Rosie Rushton can’t quite believe she is a proper author. Proper authors get up in the morning, cry "Eureka!" and rush to their word processors to bash out three chapters of erudite prose before leaving to address an up-market seminar on The Value of the Sub- clause.
Rosie Rushton gets up in the morning, eats too much muesli, indulges in a little light foot-stamping because she can’t think of any good ideas and goes shopping to escape the rigours of Chapter Four. On a good day, she writes for six hours – that is if you don’t count the breaks for long emails to her friends, panic-stricken phone calls to publishers and a quick visit to see her grandchildren and get a go with the Bionic Lego. On even better days, she hurtles round the country visiting schools to run creative writing workshops which are a jolly good idea because the pupils come up with far better ideas for her books than she ever could.

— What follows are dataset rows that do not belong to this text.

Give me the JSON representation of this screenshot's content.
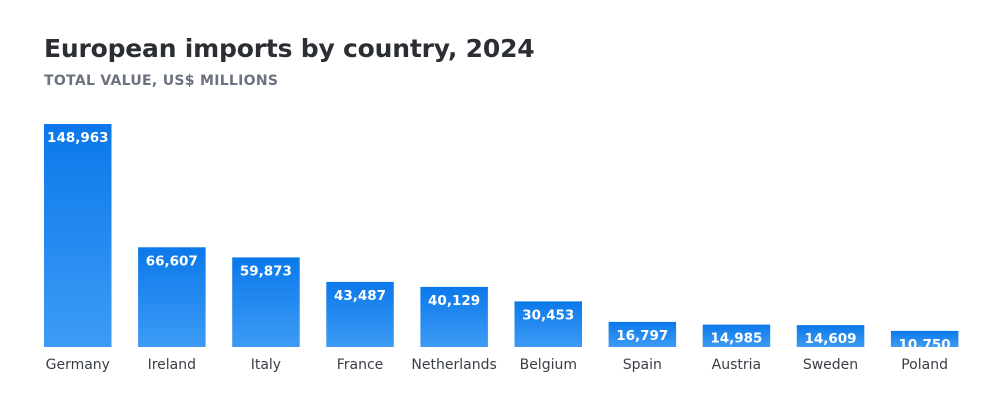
{
  "colors": {
    "bar_top": "#0b78ea",
    "bar_bottom": "#3d9bf5",
    "label": "#ffffff",
    "tick": "#3a3f45"
  },
  "chart_data": {
    "type": "bar",
    "title": "European imports by country, 2024",
    "subtitle": "TOTAL VALUE, US$ MILLIONS",
    "xlabel": "",
    "ylabel": "",
    "ylim": [
      0,
      148963
    ],
    "grid": false,
    "categories": [
      "Germany",
      "Ireland",
      "Italy",
      "France",
      "Netherlands",
      "Belgium",
      "Spain",
      "Austria",
      "Sweden",
      "Poland"
    ],
    "values": [
      148963,
      66607,
      59873,
      43487,
      40129,
      30453,
      16797,
      14985,
      14609,
      10750
    ],
    "value_labels": [
      "148,963",
      "66,607",
      "59,873",
      "43,487",
      "40,129",
      "30,453",
      "16,797",
      "14,985",
      "14,609",
      "10,750"
    ]
  }
}
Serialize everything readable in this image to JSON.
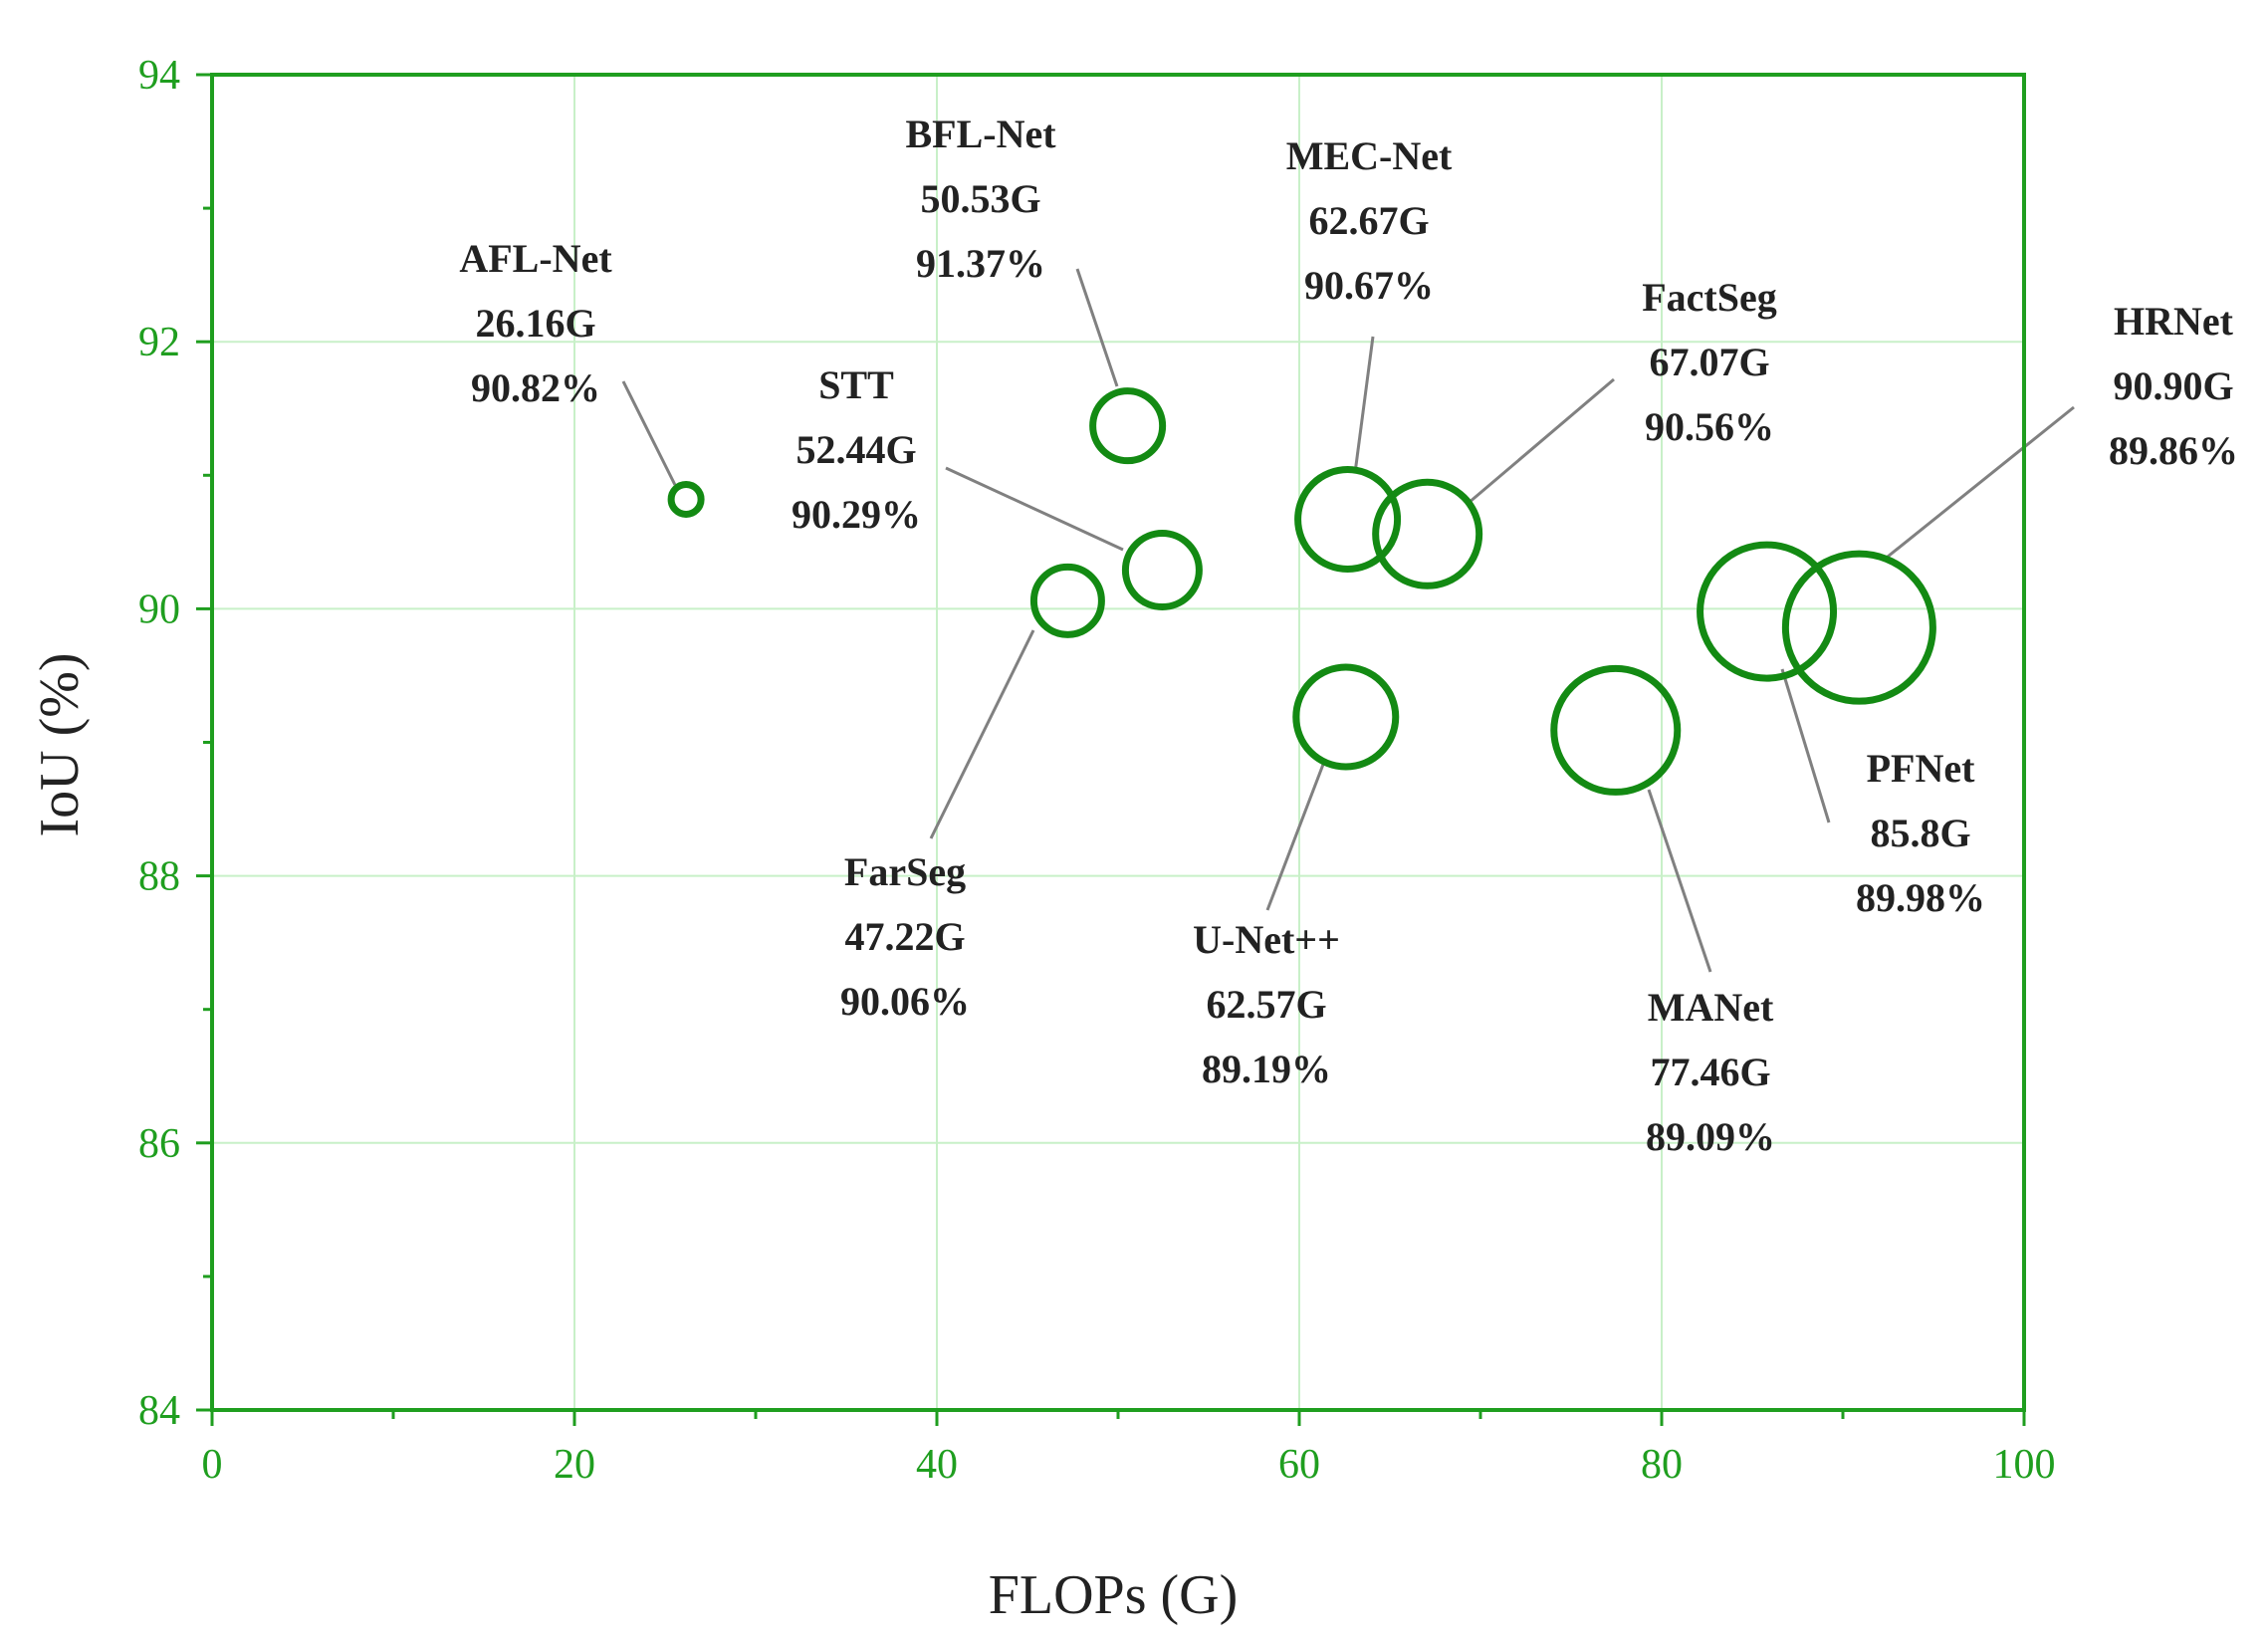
{
  "chart_data": {
    "type": "scatter",
    "title": "",
    "xlabel": "FLOPs (G)",
    "ylabel": "IoU (%)",
    "xlim": [
      0,
      100
    ],
    "ylim": [
      84,
      94
    ],
    "xticks": [
      0,
      20,
      40,
      60,
      80,
      100
    ],
    "yticks": [
      84,
      86,
      88,
      90,
      92,
      94
    ],
    "grid": true,
    "colors": {
      "marker": "#138a13",
      "axis": "#1f9e1f",
      "grid": "#c8f0c8",
      "leader": "#808080"
    },
    "series": [
      {
        "name": "AFL-Net",
        "flops": 26.16,
        "iou": 90.82,
        "label_lines": [
          "AFL-Net",
          "26.16G",
          "90.82%"
        ]
      },
      {
        "name": "BFL-Net",
        "flops": 50.53,
        "iou": 91.37,
        "label_lines": [
          "BFL-Net",
          "50.53G",
          "91.37%"
        ]
      },
      {
        "name": "STT",
        "flops": 52.44,
        "iou": 90.29,
        "label_lines": [
          "STT",
          "52.44G",
          "90.29%"
        ]
      },
      {
        "name": "FarSeg",
        "flops": 47.22,
        "iou": 90.06,
        "label_lines": [
          "FarSeg",
          "47.22G",
          "90.06%"
        ]
      },
      {
        "name": "MEC-Net",
        "flops": 62.67,
        "iou": 90.67,
        "label_lines": [
          "MEC-Net",
          "62.67G",
          "90.67%"
        ]
      },
      {
        "name": "U-Net++",
        "flops": 62.57,
        "iou": 89.19,
        "label_lines": [
          "U-Net++",
          "62.57G",
          "89.19%"
        ]
      },
      {
        "name": "FactSeg",
        "flops": 67.07,
        "iou": 90.56,
        "label_lines": [
          "FactSeg",
          "67.07G",
          "90.56%"
        ]
      },
      {
        "name": "MANet",
        "flops": 77.46,
        "iou": 89.09,
        "label_lines": [
          "MANet",
          "77.46G",
          "89.09%"
        ]
      },
      {
        "name": "PFNet",
        "flops": 85.8,
        "iou": 89.98,
        "label_lines": [
          "PFNet",
          "85.8G",
          "89.98%"
        ]
      },
      {
        "name": "HRNet",
        "flops": 90.9,
        "iou": 89.86,
        "label_lines": [
          "HRNet",
          "90.90G",
          "89.86%"
        ]
      }
    ]
  }
}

Rosie Rushton began her career as a feature writer for a local paper. Staying Cool, Surviving School was her first book, published by Piccadilly Press in 1993. After writing another non-fiction title, You’re My Best Friend, I Hate You! (available from Puffin), Rosie turned to fiction. A conversation with Piccadilly turned to embarrassing parents and The Leehampton Quartet was born.
Rosie lives in Moulton, Northamptonshire. She is a school governor of a new secondary school and in May 2005 will be licensed as a Reader in the Church of England. Her hobbies (aside from the Lego) are: tracing her family history to see who she can blame for her dottiness, fine wine and food – an interest to which her buttocks bear evidence – travelling the world, being with her grandchildren, walking, theatre, reading and all things Indian. In the future she wants to write a TV drama for teenage audiences, visit Kathmandu, write the novel that has been pounding in her brain for years but has never quite got to the keyboard, and learn to slow down and smell the roses.